Fait marquant : comme une grande majorité des soldats du CEP, Manuel Lopes est sanctionné à trois reprises – 8, 6 et 10 jours de détention – toutes après la fin de la guerre (les 29 mars, 1er et 4 avril 1919). Peut-être que son esprit était déjà ailleurs, pris par une romance naissante ?

Démobilisé le 20 décembre 1919, il fixe résidence à La Gorgue. Dans la feuille datée du 19 décembre 1919, l’autorisant à quitter l’Armée, il est indiqué qu’il a les cheveux noirs, les yeux marron foncé, un nez régulier et qu’il a été vacciné. Un cachet du vice-Consul de Lille, Auguste Crépy, y est apposé le 13 janvier 1920. Ce document, de fait, l’autorise à rester et circuler en France.

Manuel Lopes épouse Marguerite Julia Honnart, née à La Gorgue le 28 mai 1904, le 30 août 1920 – deux jours après le mariage de son ami soldat José dos Santos, à qui sera dédié un béguinage inauguré le 4 novembre 1990 (lire ICI).

Un document signé par le Maire du village natal de Manuel Lopes avait été envoyé à La Gorgue pour autoriser le mariage.
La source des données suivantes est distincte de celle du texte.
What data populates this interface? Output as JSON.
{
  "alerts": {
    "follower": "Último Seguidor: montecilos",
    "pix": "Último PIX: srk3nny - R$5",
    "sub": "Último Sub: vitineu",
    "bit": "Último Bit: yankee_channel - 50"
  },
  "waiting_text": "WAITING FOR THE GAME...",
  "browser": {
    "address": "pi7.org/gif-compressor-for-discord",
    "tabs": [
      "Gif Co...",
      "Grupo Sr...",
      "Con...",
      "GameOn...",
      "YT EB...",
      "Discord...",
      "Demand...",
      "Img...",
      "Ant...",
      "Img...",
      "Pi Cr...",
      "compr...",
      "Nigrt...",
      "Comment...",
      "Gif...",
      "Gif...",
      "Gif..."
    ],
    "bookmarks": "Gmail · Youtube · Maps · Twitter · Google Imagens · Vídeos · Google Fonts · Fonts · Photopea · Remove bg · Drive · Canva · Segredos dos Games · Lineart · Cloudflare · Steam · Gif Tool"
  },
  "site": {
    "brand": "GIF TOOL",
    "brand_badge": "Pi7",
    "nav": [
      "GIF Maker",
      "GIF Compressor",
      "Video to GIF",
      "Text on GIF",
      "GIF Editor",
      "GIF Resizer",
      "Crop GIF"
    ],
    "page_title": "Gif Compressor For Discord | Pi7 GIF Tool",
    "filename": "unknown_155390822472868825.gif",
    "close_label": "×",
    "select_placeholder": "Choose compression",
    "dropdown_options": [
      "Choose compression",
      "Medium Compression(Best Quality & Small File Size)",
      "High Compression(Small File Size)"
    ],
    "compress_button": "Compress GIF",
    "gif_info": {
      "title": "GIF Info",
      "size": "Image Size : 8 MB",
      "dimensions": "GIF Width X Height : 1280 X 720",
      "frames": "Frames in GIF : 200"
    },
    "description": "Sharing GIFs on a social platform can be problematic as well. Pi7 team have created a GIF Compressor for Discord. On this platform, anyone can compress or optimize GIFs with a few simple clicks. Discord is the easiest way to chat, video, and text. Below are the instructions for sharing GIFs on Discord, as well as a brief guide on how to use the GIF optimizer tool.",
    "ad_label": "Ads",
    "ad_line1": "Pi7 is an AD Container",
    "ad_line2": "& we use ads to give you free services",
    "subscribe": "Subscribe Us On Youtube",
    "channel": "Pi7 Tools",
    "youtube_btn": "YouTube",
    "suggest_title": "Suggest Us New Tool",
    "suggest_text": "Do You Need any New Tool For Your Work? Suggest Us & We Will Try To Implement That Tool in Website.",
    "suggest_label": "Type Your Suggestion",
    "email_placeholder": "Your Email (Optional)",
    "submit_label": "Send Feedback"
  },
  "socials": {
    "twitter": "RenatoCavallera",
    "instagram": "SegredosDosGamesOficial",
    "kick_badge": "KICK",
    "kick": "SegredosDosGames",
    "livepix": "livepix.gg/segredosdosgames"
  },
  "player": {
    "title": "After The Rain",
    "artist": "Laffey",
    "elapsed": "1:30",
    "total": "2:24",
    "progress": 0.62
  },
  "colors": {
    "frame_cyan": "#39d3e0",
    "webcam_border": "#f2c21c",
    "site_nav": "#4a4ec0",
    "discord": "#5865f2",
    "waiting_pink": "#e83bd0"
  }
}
Le divorce entre Manuel et Marguerite est prononcé le 10 juin 1954, à Hazebrouck.

Manuel Lopes exerce alors la profession de bottier.

Le couple aura cinq enfants, tous nés à La Gorgue : António (1921-1973), Yvette (1928-2019), Claude (1937-2012), Manuel (né le 28 mars 1935) et Norberto José (né le 25 janvier 1938).
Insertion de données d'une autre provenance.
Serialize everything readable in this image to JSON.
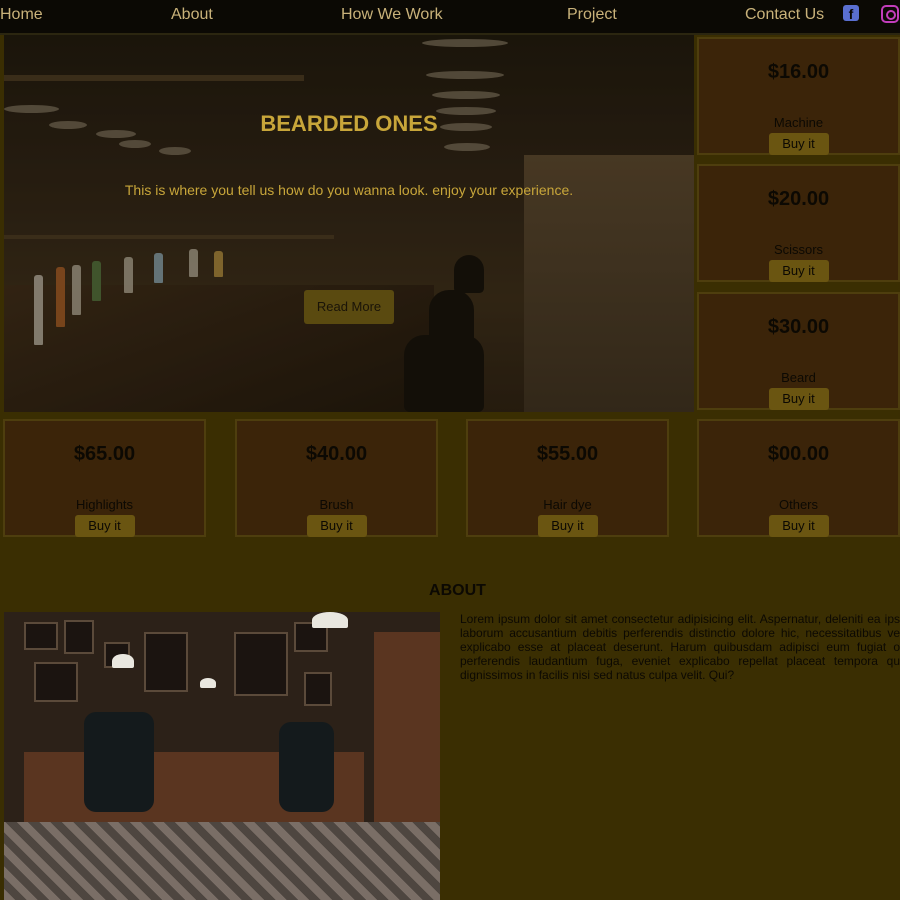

Yvette Josette Lopes, née le 3 août 1928 à La Gorgue, décédée le 24 août 2019 à Béthune, est la grand-mère de Sabine Dubois.

Elle avait épousé Gaston Louis Maurice Gombert, né le 3 février 1930 à Mont-Bernanchon, village où se trouve une des bornes Vauthier offertes par le Portugal après la I Guerre mondiale, et réinaugurée le 24 mars 2024 (lire ICI).

Gaston est décédé le 7 août 2012, à Beuvry.

La famille nous a envoyé des photos. Deux d’entre elles sont iconiques et connues par ceux qui s’intéressent au thème de la participation portugaise à la I Guerre mondiale : dans une d’elles on voit Manuel Lopes et sa compagne sur une route, lui avec le guépy sur la tête et elle avec un chapeau à la main, dans la deuxième on voit Manuel Lopes avec un groupe d’amis qui font partie de l’Association des anciens combattants portugais de La Gorgue, Manuel est au deuxième rang, deuxième à compter de la gauche.

L’histoire se prolonge : Bruno Cavaco est aujourd’hui Consul honoraire du Portugal dans la région Hauts-de-France.